LONDON (Reuters) - Tom Kristensen is not lacking for motivation as he prepares for a world endurance championship season that sees the great Dane targeting an unprecedented 10th Le Mans 24 Hours sportscar victory.
The friendship of team mates, tragedy, a delayed tribute to a late father and a sense of history all play a part in the equation.
The 46-year-old driver won at the Sarthe circuit last year with French first time winner Loic Duval and Britain’s Allan McNish, who completed his personal hat-trick and has now retired.
That race was overshadowed from early on, however, when Danish Aston Martin driver Allan Simonsen died in an accident.
Kristensen had planned to dedicate any victory to his late father but instead, when he eventually stood on top of a muted podium with none of the usual post-race exuberance, paid tribute to Simonsen.
“I would love my great French team mate Loic Duval to win (Le Mans) and actually enjoy it,” the Dane told Reuters on Wednesday at a presentation for next week’s opening round of the championship, the Six Hours of Silverstone on April 20.
”Last year it was under very special circumstances so he deserves a real one.
“And now...we have a Brazilian who could potentially be the first Brazilian ever to win the 24 hours of Le Mans. And you know how many good Brazilians they have produced over the years,” added Kristensen. “That’s very much my target and my focus.”
Brazilian former Formula One driver Lucas Di Grassi has replaced McNish in the lineup.
Le Mans will be on the weekend of June 14-15 and Kristensen also hopes to be able to make the public tribute to the father who died of cancer and had predicted before he passed away that his son would win last year.

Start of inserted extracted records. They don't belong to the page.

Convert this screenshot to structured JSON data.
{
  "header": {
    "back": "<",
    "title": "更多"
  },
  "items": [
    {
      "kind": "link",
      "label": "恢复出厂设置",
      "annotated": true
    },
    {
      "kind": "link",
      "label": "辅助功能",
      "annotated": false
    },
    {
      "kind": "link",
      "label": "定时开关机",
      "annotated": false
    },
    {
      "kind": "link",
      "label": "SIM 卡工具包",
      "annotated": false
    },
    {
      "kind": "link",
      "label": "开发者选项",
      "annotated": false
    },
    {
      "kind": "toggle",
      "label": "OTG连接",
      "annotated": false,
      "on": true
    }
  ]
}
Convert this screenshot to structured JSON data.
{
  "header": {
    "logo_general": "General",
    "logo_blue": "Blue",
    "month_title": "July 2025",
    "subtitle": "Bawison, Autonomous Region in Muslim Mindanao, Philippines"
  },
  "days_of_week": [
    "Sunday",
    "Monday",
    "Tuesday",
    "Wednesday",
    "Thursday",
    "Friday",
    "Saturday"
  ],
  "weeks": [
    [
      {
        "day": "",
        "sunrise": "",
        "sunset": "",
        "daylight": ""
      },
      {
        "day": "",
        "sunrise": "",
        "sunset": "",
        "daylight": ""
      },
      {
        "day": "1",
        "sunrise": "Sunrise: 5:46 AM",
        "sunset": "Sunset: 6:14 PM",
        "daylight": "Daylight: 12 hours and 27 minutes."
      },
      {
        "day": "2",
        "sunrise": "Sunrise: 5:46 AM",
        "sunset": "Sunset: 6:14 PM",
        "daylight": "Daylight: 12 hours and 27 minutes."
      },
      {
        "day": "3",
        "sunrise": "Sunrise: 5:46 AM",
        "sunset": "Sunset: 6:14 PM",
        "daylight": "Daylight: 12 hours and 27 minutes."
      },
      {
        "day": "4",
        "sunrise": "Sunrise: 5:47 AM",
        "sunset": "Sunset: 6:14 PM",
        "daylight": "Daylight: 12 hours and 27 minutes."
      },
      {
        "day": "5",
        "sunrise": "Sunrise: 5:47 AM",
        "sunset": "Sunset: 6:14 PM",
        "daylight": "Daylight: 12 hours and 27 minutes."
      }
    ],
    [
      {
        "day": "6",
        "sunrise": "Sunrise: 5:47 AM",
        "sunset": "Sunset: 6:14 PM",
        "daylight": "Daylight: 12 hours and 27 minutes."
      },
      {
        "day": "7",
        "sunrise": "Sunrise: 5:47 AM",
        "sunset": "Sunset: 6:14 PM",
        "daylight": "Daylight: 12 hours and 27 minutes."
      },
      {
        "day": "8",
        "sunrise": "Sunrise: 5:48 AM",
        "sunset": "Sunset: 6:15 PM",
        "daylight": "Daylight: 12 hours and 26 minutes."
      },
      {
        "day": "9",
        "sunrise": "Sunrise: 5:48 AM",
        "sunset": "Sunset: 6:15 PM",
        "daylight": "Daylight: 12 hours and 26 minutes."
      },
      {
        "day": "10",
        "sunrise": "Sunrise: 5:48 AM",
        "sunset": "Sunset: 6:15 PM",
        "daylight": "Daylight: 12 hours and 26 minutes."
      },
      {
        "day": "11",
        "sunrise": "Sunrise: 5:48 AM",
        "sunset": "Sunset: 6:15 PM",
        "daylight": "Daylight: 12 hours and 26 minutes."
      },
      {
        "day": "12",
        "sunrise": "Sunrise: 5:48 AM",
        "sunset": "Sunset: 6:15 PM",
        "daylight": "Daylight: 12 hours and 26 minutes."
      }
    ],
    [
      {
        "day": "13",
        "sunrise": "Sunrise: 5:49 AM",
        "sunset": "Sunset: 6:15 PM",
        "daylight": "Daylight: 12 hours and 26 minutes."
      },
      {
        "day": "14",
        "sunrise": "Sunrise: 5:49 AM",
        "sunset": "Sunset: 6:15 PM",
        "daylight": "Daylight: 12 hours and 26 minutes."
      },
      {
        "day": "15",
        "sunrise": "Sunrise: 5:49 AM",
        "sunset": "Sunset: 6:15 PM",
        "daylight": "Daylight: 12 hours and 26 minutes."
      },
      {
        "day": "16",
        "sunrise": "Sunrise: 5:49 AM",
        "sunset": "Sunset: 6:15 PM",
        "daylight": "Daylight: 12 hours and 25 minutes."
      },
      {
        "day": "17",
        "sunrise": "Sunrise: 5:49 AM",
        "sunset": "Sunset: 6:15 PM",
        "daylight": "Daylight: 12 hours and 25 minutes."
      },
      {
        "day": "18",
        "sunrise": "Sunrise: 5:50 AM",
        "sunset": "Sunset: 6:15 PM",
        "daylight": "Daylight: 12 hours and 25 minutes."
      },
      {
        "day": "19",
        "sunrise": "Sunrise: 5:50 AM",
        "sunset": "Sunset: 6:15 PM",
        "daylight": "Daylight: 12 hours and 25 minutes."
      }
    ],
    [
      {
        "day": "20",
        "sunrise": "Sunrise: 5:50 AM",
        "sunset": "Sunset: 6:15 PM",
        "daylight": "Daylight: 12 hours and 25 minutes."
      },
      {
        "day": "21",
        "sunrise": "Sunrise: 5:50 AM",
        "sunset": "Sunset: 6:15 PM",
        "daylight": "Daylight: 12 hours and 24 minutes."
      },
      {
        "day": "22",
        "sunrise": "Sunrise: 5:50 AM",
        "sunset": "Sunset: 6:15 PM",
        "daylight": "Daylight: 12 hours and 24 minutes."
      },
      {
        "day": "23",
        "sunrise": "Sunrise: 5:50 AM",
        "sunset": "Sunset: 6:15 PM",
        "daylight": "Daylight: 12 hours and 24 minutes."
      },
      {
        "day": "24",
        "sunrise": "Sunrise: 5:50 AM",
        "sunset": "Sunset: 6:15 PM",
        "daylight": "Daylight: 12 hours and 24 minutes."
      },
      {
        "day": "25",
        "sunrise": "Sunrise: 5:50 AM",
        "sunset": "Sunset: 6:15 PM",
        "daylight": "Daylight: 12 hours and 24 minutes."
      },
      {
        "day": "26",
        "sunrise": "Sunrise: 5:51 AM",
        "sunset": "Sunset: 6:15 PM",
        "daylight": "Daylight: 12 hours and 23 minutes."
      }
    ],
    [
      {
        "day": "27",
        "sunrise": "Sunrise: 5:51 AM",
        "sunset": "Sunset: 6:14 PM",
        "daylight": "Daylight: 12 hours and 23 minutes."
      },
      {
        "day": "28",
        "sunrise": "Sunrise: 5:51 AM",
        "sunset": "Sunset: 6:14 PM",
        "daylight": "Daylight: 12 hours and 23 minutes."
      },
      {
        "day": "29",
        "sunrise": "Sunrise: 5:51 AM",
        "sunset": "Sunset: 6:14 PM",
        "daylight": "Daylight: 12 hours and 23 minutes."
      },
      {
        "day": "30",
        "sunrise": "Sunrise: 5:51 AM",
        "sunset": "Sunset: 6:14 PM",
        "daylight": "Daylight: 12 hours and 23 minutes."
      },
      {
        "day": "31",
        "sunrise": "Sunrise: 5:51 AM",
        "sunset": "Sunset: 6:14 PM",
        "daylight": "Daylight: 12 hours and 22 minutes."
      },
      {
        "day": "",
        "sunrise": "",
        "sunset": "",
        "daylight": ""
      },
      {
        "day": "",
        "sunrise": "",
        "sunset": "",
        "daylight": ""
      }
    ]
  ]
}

“If I ever would be fortunate and good enough to be part of a winning crew again, that will be for him,” said Kristensen, who beat Belgian Jacky Ickx‘s’s previous record of six Le Mans wins back in 2005.
Another win for “Mr Le Mans” would be the highlight of the season for the Dane but Audi face a tougher challenge than ever with a strong challenge from the returning Porsche team - now with ex-Formula One driver Mark Webber - as well as Toyota.
“We are heading into the championship this year as motivated but also under no illusions that it definitely will be harder this year,” said Kristensen.
“They (Porsche) have already shown good speed and more importantly very good reliability.”